Many of the terms I used earlier are very relative.  For instance, in a very shallow river or stream, a 4’ hole is deep.  Deeper small rivers may bottom out at 25’ or more.  Seasons are relative as well.  In the southern part of the musky’s range spring can start as early as February, at the northern end spring may not start until May.

Walk as much water as you can to encounter the most muskies.  If the shore line is not too steep or wooded, fish from shore to avoid spooking fish.  If you must be in the river, stay as far as you can from the structure and water you are targeting.  Walking upstream is best to avoid washing mud and debris into water you haven’t fished yet.  Working presentations with or across the current is best, but don’t be afraid to work against the current as well.  In warm water, swim trunks and water sandals are the most comfortable.  In cool water, chest waders provide the best protection.  If you know you will not be entering the water, just wear something to protect your feet and legs from rocks, underbrush, bugs, and thorns.

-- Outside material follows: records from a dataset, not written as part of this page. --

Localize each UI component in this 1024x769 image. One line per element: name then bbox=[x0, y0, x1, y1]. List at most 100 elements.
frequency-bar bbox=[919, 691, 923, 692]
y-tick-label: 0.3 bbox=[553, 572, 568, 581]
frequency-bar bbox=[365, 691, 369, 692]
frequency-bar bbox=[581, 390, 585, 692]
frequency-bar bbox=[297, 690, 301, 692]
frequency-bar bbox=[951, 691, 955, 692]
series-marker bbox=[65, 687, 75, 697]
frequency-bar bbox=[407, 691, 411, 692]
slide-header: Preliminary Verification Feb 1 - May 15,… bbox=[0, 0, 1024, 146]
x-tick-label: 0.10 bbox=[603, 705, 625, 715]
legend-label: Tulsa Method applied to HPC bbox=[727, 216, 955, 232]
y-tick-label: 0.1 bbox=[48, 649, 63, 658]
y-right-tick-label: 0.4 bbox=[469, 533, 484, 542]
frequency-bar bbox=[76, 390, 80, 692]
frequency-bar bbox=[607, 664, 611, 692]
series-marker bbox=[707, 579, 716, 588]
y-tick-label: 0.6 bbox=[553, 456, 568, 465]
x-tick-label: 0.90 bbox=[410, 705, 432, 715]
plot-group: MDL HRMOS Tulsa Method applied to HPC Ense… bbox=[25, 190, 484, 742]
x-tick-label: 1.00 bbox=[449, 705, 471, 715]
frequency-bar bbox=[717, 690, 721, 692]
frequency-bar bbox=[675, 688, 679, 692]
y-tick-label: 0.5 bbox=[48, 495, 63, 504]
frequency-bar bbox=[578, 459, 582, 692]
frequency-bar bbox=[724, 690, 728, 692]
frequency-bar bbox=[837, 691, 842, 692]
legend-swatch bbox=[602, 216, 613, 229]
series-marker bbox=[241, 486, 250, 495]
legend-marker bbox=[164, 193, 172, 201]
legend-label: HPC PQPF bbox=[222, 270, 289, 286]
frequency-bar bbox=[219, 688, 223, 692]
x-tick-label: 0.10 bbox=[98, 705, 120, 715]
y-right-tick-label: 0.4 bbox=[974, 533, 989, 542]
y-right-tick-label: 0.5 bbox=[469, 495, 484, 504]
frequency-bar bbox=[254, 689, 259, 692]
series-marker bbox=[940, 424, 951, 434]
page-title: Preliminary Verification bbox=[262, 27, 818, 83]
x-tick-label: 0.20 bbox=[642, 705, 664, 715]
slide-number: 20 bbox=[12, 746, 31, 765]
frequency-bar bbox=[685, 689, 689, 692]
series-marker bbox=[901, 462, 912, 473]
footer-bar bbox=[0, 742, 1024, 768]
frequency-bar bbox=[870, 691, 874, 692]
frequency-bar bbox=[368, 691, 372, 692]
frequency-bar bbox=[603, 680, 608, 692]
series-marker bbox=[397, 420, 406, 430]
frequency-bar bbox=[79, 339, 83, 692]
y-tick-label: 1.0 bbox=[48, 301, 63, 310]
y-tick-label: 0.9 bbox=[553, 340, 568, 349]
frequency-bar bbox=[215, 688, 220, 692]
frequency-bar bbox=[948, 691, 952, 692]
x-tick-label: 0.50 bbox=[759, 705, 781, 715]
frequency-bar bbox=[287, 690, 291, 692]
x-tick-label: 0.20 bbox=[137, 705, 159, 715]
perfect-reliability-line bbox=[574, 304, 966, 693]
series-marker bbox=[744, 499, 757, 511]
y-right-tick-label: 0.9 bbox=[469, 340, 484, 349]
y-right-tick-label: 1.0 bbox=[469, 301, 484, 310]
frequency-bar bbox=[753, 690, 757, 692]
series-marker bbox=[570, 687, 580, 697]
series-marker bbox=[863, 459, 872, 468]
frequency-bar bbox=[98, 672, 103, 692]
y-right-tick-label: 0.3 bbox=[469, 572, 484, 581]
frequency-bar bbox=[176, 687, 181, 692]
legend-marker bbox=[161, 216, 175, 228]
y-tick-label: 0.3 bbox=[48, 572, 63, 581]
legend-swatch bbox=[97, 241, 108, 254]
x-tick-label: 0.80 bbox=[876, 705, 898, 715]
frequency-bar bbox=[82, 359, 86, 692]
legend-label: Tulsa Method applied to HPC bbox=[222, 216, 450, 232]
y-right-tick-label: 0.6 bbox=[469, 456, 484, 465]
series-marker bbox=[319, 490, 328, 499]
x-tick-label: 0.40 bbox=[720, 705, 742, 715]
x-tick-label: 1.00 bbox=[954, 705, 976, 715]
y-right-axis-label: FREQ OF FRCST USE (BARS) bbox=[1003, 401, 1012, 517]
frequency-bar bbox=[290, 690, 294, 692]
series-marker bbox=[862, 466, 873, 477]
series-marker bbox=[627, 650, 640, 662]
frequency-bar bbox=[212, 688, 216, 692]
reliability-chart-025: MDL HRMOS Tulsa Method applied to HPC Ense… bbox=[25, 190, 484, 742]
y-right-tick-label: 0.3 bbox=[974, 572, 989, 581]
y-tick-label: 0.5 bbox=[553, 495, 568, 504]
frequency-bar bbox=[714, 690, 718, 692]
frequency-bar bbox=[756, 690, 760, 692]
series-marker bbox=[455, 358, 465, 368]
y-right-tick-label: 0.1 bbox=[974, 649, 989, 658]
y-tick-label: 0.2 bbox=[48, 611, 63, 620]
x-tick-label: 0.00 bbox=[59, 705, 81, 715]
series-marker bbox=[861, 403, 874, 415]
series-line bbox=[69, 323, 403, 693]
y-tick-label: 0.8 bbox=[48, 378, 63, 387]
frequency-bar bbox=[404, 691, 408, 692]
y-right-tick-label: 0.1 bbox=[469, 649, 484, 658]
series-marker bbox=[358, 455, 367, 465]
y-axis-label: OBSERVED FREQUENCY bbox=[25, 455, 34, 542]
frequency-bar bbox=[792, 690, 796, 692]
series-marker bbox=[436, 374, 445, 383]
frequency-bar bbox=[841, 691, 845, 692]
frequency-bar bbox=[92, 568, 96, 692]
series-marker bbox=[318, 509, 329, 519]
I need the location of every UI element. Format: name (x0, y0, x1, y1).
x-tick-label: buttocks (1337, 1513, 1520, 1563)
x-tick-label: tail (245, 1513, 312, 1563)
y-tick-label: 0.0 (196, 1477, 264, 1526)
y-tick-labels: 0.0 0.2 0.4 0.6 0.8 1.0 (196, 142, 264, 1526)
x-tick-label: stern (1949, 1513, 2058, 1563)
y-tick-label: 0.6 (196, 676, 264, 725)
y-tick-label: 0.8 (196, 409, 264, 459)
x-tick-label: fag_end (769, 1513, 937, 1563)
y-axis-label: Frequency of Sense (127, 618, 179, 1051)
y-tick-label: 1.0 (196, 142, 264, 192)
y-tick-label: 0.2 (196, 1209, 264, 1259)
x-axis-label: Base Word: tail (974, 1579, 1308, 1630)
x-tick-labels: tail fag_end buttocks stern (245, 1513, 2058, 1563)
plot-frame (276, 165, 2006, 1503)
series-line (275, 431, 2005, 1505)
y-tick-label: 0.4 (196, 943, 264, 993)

Muskies live in small rivers and streams across the entirety of their home range.  A little homework will have to be done to determine which streams and rivers hold muskies.  In most states, the agency that manages local fisheries will usually be more than capable and willing to point you in the right direction in terms of stocking reports and population surveys.  Most of our nation’s rivers can be legally accessed at marked locations, roadsides, and bridges.  Most river shorelines are also public access to the high water mark.  Make sure your access is legal, and take safety precautions when fishing rivers, both currents and depths can be deceptive, changeable, and very dangerous.  Enter rivers slowly and make sure not to fall into treacherous waters.

Very Next Cast

Very Next Cast

In my opinion this is the most effective way to catch muskies on a tight budget.  It is also a great way to escape crowded lakes and pressured fish.